Most production RAG fails the same way: it generates plausible answers and the team trusts them, until somebody asks for the source and the agent points to nothing. Trust collapses, the project dies. We build with citation discipline by default. The data agents we ship for clients run on the same RAG architecture behind 300+ live content sites and our own browser-based language model. Every substantive answer traces to a source. The agent says "I don't know" when it cannot find one.
Citation by default. No free generation. No vendor-hosted training on your prompts. The agent answers because it found the source; if it cannot, it doesn't answer. That standard is non-negotiable.
Reads PDFs, scanned images, tables, forms, contracts. Extracts structured data: line items, dates, parties, totals, signatures. Pushes to your database, ERP, or data warehouse. Handles 10,000-document pilots and 10-million-document backfills with the same architecture.
RAG over your Notion, Confluence, Google Drive, SharePoint, Slack history, support knowledge base. The agent answers internal questions in natural language with cited source pages. Replaces the "ask Sarah from Ops" pattern with something every new starter can use from day one.
The plumbing under every serious AI product: chunking strategy, embedding model selection, vector store, reranker, retrieval evaluation, observability. We build it once, properly, against your data. Other AI features stand on top of it. Half the AI products that fail in production fail because the RAG was an afterthought.
One natural-language query, indexed across your tools: support tickets, internal docs, ERP, CRM, code repository, data warehouse. The user asks; the agent searches everywhere; the answer cites the system, the document, the row. The replacement for "I'll look in five places."
Three production proof points, before we get to your build.
300+ automated content sites. A pipeline that handles content generation, deployment, and performance monitoring across hundreds of live sites. Every site is researched, drafted, deployed, indexed, and monitored without manual intervention. The retrieval and generation layer is the same RAG architecture we ship for clients.
Signet LLM, live at llm.digitalsignet.com. A language model transformer built from scratch in TypeScript, running entirely in the browser. A demonstration that we understand the language-model layer at the level of source code, not vendor abstractions. When the RAG breaks in production, knowing why matters.
The AI Job Impact Calculator. A reference site with full source citation methodology, showing how primary sources (OECD, ILO, Brookings, BLS, WEF) translate into a buyer-facing calculator. The same citation discipline we apply to every internal knowledge agent we build.
We do not just talk about RAG. We have shipped it in production, at scale, with citation discipline, and we can show you the source code.
Vendor-agnostic where it makes sense. Opinionated where it matters. We have stress-tested every component of this stack in production.
Most production data AI fails the same way: it generates something plausible-looking and the user trusts it. Three months in, somebody asks for the source and the agent points to nothing. Trust collapses, the project dies.
We build with citation discipline by default. Every substantive answer traces back to a source document, page, paragraph, or row. The user can click through to the source, verify the agent got it right, and learn what is in the document they did not know about. The agent earns trust because the trust is verifiable.
Where the agent cannot find a confident source, the answer is "I do not know" with the searches it ran. This is unusual; most consumer AI is built to never say "I do not know". For internal knowledge agents this is the only correct behaviour. The same standard applies to our AI for Legal work where citation is a regulatory and professional requirement.
Your company has 5+ years of accumulated docs in Notion, Confluence, or Drive and finding anything is now harder than asking a person.
You receive thousands of supplier invoices, contracts, or claims a month and human review is the bottleneck.
You tried a vendor RAG product and it hallucinated answers your team spotted but customers might not.
You are building an AI product and the retrieval layer is becoming the constraint.
Your support team answers the same questions a hundred times a week and the answer is documented somewhere nobody reads.
Your data sensitivity rules out vendor-hosted AI. You need a knowledge agent that runs in your tenant.
We map your sources, your data sensitivity, the question you want answered.
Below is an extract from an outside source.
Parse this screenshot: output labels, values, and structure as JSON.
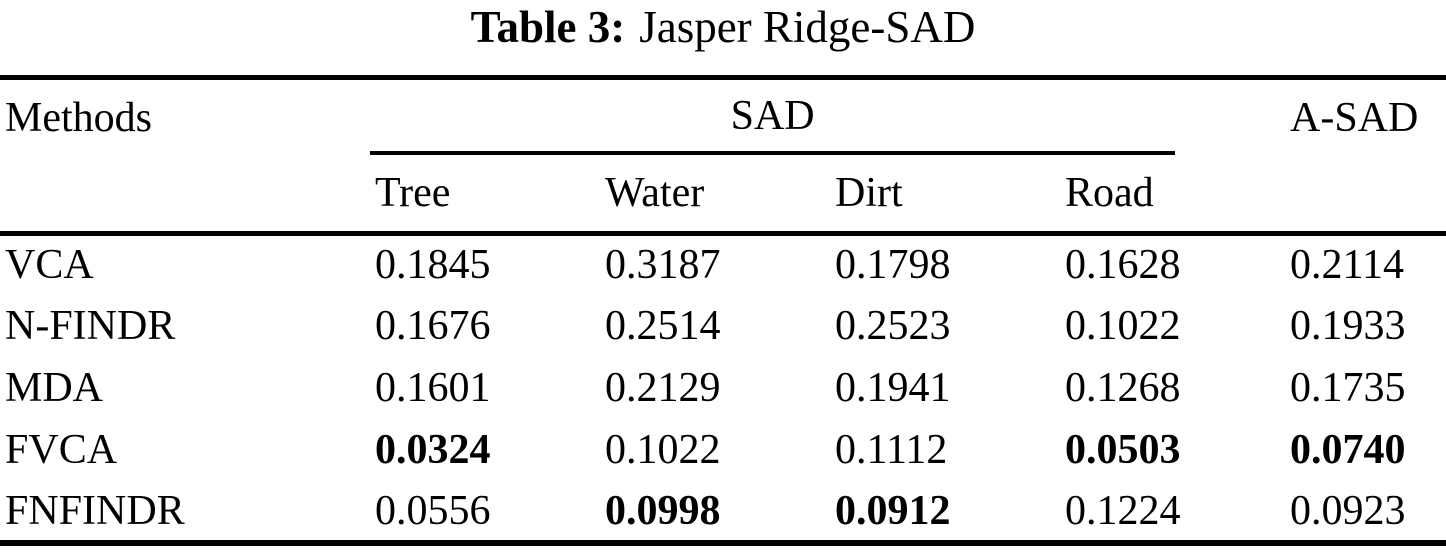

Pick the architecture (RAG flavour, vector store, embedding model). You leave with a written specification, an effort estimate, and a recommendation on what to build versus what to buy.
Document extraction pilot, internal knowledge agent, or RAG infrastructure built end to end. Goes live with citation discipline, retrieval evaluation, and an honest accuracy number on day one. We hand over runbooks and ownership.
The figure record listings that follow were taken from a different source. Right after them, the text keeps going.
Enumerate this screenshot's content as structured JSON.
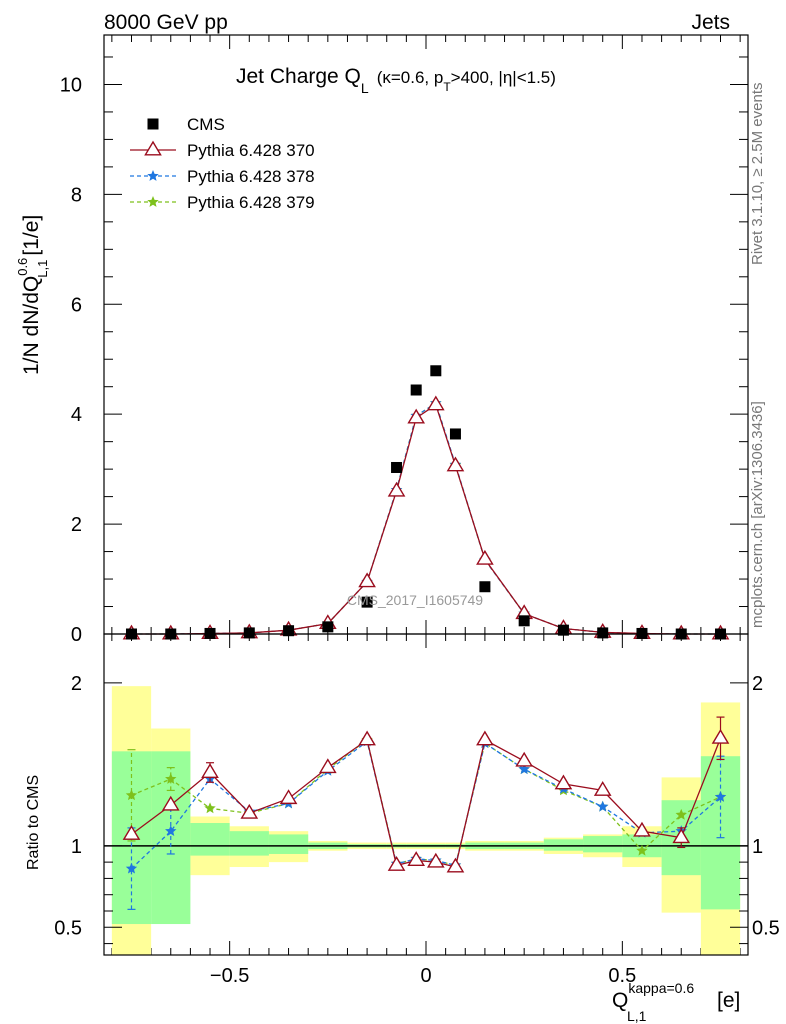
{
  "header": {
    "left": "8000 GeV pp",
    "right": "Jets"
  },
  "side_labels": {
    "rivet": "Rivet 3.1.10, ≥ 2.5M events",
    "mcplots": "mcplots.cern.ch [arXiv:1306.3436]"
  },
  "watermark": "CMS_2017_I1605749",
  "title": {
    "main": "Jet Charge Q",
    "main_sub": "L",
    "detail_1": "(κ=0.6, p",
    "detail_sub": "T",
    "detail_2": ">400, |η|<1.5)"
  },
  "axes": {
    "y_top_label": "1/N dN/dQ",
    "y_top_sup": "0.6",
    "y_top_sub": "L,1",
    "y_top_unit": "[1/e]",
    "y_bottom_label": "Ratio to CMS",
    "x_label": "Q",
    "x_sup": "kappa=0.6",
    "x_sub": "L,1",
    "x_unit": "[e]"
  },
  "legend": [
    {
      "label": "CMS",
      "color": "#000000",
      "marker": "square",
      "dash": "none"
    },
    {
      "label": "Pythia 6.428 370",
      "color": "#9b0d1e",
      "marker": "triangle",
      "dash": "solid"
    },
    {
      "label": "Pythia 6.428 378",
      "color": "#1f77e0",
      "marker": "star",
      "dash": "dashed"
    },
    {
      "label": "Pythia 6.428 379",
      "color": "#7ec11c",
      "marker": "star",
      "dash": "dashed"
    }
  ],
  "chart_data": {
    "type": "line",
    "xlim": [
      -0.82,
      0.82
    ],
    "ylim_top": [
      0,
      10.9
    ],
    "ylim_ratio": [
      0.33,
      2.3
    ],
    "x_ticks": [
      -0.5,
      0,
      0.5
    ],
    "y_ticks_top": [
      0,
      2,
      4,
      6,
      8,
      10
    ],
    "y_ticks_ratio": [
      0.5,
      1,
      2
    ],
    "x": [
      -0.75,
      -0.65,
      -0.55,
      -0.45,
      -0.35,
      -0.25,
      -0.15,
      -0.075,
      -0.025,
      0.025,
      0.075,
      0.15,
      0.25,
      0.35,
      0.45,
      0.55,
      0.65,
      0.75
    ],
    "bin_edges": [
      -0.8,
      -0.7,
      -0.6,
      -0.5,
      -0.4,
      -0.3,
      -0.2,
      -0.1,
      -0.05,
      0,
      0.05,
      0.1,
      0.2,
      0.3,
      0.4,
      0.5,
      0.6,
      0.7,
      0.8
    ],
    "data": {
      "name": "CMS",
      "values": [
        0.0,
        0.0,
        0.01,
        0.02,
        0.06,
        0.13,
        0.58,
        3.03,
        4.44,
        4.79,
        3.64,
        0.86,
        0.24,
        0.07,
        0.02,
        0.01,
        0.0,
        0.0
      ]
    },
    "series": [
      {
        "name": "Pythia 6.428 370",
        "values": [
          0.0,
          0.0,
          0.01,
          0.02,
          0.07,
          0.19,
          0.95,
          2.6,
          3.93,
          4.17,
          3.06,
          1.36,
          0.37,
          0.1,
          0.03,
          0.01,
          0.0,
          0.0
        ],
        "ratio": [
          1.07,
          1.25,
          1.45,
          1.2,
          1.29,
          1.48,
          1.65,
          0.88,
          0.91,
          0.9,
          0.87,
          1.65,
          1.52,
          1.38,
          1.34,
          1.09,
          1.05,
          1.66
        ]
      },
      {
        "name": "Pythia 6.428 378",
        "values": [
          0.0,
          0.0,
          0.01,
          0.02,
          0.07,
          0.19,
          0.95,
          2.62,
          3.97,
          4.2,
          3.08,
          1.35,
          0.37,
          0.1,
          0.03,
          0.01,
          0.0,
          0.0
        ],
        "ratio": [
          0.86,
          1.09,
          1.41,
          1.21,
          1.26,
          1.46,
          1.64,
          0.89,
          0.92,
          0.91,
          0.88,
          1.63,
          1.47,
          1.35,
          1.24,
          1.08,
          1.09,
          1.3
        ]
      },
      {
        "name": "Pythia 6.428 379",
        "values": [
          0.0,
          0.0,
          0.01,
          0.02,
          0.07,
          0.19,
          0.95,
          2.62,
          3.97,
          4.2,
          3.07,
          1.35,
          0.37,
          0.1,
          0.03,
          0.01,
          0.0,
          0.0
        ],
        "ratio": [
          1.31,
          1.41,
          1.23,
          1.2,
          1.26,
          1.47,
          1.65,
          0.89,
          0.92,
          0.91,
          0.88,
          1.63,
          1.47,
          1.34,
          1.24,
          0.97,
          1.19,
          1.3
        ]
      }
    ],
    "ratio_errors": {
      "Pythia 6.428 370": [
        0.0,
        0.0,
        0.06,
        0.0,
        0.0,
        0.0,
        0.0,
        0.0,
        0.0,
        0.0,
        0.0,
        0.0,
        0.0,
        0.0,
        0.0,
        0.0,
        0.06,
        0.13
      ],
      "Pythia 6.428 378": [
        0.25,
        0.14,
        0.0,
        0.0,
        0.0,
        0.0,
        0.0,
        0.0,
        0.0,
        0.0,
        0.0,
        0.0,
        0.0,
        0.0,
        0.0,
        0.0,
        0.0,
        0.25
      ],
      "Pythia 6.428 379": [
        0.28,
        0.07,
        0.0,
        0.0,
        0.0,
        0.0,
        0.0,
        0.0,
        0.0,
        0.0,
        0.0,
        0.0,
        0.0,
        0.0,
        0.0,
        0.0,
        0.0,
        0.0
      ]
    },
    "uncertainty_band_green": [
      [
        0.52,
        1.58
      ],
      [
        0.52,
        1.58
      ],
      [
        0.94,
        1.14
      ],
      [
        0.94,
        1.09
      ],
      [
        0.95,
        1.07
      ],
      [
        0.98,
        1.02
      ],
      [
        0.99,
        1.01
      ],
      [
        0.99,
        1.01
      ],
      [
        0.99,
        1.01
      ],
      [
        0.99,
        1.01
      ],
      [
        0.99,
        1.01
      ],
      [
        0.98,
        1.02
      ],
      [
        0.98,
        1.02
      ],
      [
        0.97,
        1.04
      ],
      [
        0.96,
        1.06
      ],
      [
        0.93,
        1.07
      ],
      [
        0.82,
        1.28
      ],
      [
        0.61,
        1.55
      ]
    ],
    "uncertainty_band_yellow": [
      [
        0.33,
        1.98
      ],
      [
        0.72,
        1.72
      ],
      [
        0.82,
        1.18
      ],
      [
        0.87,
        1.12
      ],
      [
        0.9,
        1.09
      ],
      [
        0.97,
        1.03
      ],
      [
        0.98,
        1.02
      ],
      [
        0.98,
        1.02
      ],
      [
        0.98,
        1.02
      ],
      [
        0.98,
        1.02
      ],
      [
        0.98,
        1.02
      ],
      [
        0.97,
        1.03
      ],
      [
        0.97,
        1.03
      ],
      [
        0.95,
        1.05
      ],
      [
        0.93,
        1.07
      ],
      [
        0.87,
        1.12
      ],
      [
        0.59,
        1.42
      ],
      [
        0.33,
        1.88
      ]
    ]
  }
}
We monitor accuracy, push fixes when retrieval drifts, retrain as your documents grow. Quarterly accuracy benchmark, red-team review against hallucination patterns. Model and infrastructure costs at cost.
Voice agents are RAG agents in disguise. Every voice customer service or training agent we build sits on top of the same data AI stack.
Document extraction at finance scale: AP automation, contract terms extraction, invoice OCR. Same architecture, finance-specific tuning.
Citation discipline matters most where regulation requires it. Legal AI is the most disciplined data AI we build.
We build document extraction, internal knowledge agents, and RAG infrastructure for mid-market companies across the UK, US, and Australia. Signet LLM and 300+ live content sites prove the stack.